Возможно, что молодая девушка, впервые попавшая во французский театр, испытывала во время первой сцены некоторое отвращение к Лекену; но вскоре он заставил ее плакать или содрогаться; да и как устоять против его исполнения ролей Танкреда[35] или Оросмана? Если ей все же и было заметно его безобразие, восторги всей публики и нервное воздействие, производимое ими на юное сердце[36], очень быстро затмевали его. От безобразия оставалось одно название, да и того не оставалось, ибо случалось слышать, как пылкие поклонницы Лекена восклицали: «До чего он прекрасен!»
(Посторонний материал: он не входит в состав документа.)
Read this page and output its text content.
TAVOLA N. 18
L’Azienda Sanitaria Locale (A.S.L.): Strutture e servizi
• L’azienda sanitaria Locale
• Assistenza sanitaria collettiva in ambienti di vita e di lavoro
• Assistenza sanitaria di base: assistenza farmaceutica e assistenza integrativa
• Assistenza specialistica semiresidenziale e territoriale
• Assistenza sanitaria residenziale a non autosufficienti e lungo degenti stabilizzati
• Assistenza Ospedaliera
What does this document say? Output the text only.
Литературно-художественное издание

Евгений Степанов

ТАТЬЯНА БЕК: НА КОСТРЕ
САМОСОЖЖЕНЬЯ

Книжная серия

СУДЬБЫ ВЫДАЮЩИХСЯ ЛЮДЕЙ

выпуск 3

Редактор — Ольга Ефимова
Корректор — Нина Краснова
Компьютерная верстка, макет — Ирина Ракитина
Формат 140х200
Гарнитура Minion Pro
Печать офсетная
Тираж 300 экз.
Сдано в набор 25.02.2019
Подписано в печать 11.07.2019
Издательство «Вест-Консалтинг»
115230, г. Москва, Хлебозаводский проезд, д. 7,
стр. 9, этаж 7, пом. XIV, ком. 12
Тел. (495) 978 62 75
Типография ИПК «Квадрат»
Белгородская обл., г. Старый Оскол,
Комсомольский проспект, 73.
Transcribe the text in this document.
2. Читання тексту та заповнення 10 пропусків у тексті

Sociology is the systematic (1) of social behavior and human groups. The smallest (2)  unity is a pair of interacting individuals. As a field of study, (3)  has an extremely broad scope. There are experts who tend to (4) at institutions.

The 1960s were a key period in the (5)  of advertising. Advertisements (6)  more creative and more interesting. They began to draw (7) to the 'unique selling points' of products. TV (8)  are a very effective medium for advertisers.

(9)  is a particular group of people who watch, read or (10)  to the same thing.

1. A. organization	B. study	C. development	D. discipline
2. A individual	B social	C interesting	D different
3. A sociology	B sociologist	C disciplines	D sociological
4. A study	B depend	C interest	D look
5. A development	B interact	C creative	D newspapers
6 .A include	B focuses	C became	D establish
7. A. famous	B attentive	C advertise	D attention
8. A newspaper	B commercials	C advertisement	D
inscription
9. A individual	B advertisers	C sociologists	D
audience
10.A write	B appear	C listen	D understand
Будем помнить, что красота представляет собою проявление характера, или, иначе говоря, душевного склада, и что, следовательно, она свободна от всякой страсти. Нам же нужна страсть; красота может дать только вероятность относительно женщины, и вдобавок вероятность лишь относительно того, какова она в спокойном состоянии; а взгляды нашей возлюбленной с рябинками на лице – прелестная действительность, упраздняющая все, какие только могут быть, вероятности.
Глава XIX
Еще об исключениях в вопросе о красоте
Умные и нежные женщины, но обладающие робкой и недоверчивой чувствительностью, женщины, которые на следующий день после своего появления в свете тысячу раз и с мучительным страхом припоминают все, что они сказали или позволили угадать, – такие женщины, говорю я, легко привыкают к отсутствию красоты у мужчин, и это почти не служит препятствием для их любви.
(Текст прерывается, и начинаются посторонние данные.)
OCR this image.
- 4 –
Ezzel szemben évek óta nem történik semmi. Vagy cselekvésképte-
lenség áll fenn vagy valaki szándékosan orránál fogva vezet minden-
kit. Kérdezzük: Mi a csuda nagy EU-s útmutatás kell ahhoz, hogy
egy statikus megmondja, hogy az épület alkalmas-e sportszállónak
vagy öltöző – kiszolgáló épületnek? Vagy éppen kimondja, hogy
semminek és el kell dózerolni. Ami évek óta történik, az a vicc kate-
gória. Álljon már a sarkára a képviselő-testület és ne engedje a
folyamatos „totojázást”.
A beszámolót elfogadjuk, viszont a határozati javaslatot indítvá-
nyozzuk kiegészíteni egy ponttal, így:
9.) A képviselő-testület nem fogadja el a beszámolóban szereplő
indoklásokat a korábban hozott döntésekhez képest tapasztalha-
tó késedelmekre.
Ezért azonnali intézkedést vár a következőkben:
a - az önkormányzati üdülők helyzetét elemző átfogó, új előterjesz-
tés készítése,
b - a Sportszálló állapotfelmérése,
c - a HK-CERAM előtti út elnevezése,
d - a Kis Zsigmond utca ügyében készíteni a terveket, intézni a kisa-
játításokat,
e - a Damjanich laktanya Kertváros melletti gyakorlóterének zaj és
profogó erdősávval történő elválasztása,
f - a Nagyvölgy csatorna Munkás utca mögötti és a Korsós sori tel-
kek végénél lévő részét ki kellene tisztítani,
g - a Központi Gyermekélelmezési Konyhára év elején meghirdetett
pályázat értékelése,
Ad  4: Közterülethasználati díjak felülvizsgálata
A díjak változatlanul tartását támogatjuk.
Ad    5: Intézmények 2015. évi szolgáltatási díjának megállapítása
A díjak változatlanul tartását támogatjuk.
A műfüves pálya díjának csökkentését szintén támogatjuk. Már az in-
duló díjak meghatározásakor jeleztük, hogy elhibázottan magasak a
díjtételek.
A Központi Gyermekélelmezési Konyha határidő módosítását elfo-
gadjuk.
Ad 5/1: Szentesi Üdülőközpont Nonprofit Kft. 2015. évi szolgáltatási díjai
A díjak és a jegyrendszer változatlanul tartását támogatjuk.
По той же причине мужчина почти равнодушен к степени красоты обожаемой возлюбленной, которая выказывает ему одну лишь суровость. Кристаллизации красоты почти уже нет, и, когда друг-исцелитель говорит вам, что она некрасива, вы почти соглашаетесь с ним, а он воображает, что многого этим достиг.
Мой друг, милейший капитан Траб, описывал мне сегодня вечером, что он чувствовал в былое время при виде Мирабо.
Глядя на этого великого человека, никто не испытывал неприятных зрительных впечатлений, то есть не находил его безобразным. Увлеченные его громовой речью, люди устремляли все свое внимание, старались устремлять все свое внимание на то, что в его лице было прекрасного. Так как в нем почти отсутствовала красота черт (красота в смысле скульптурном или живописном), все внимание сосредоточивалось на том, что было прекрасно иной красотой[37] – красотой выражения.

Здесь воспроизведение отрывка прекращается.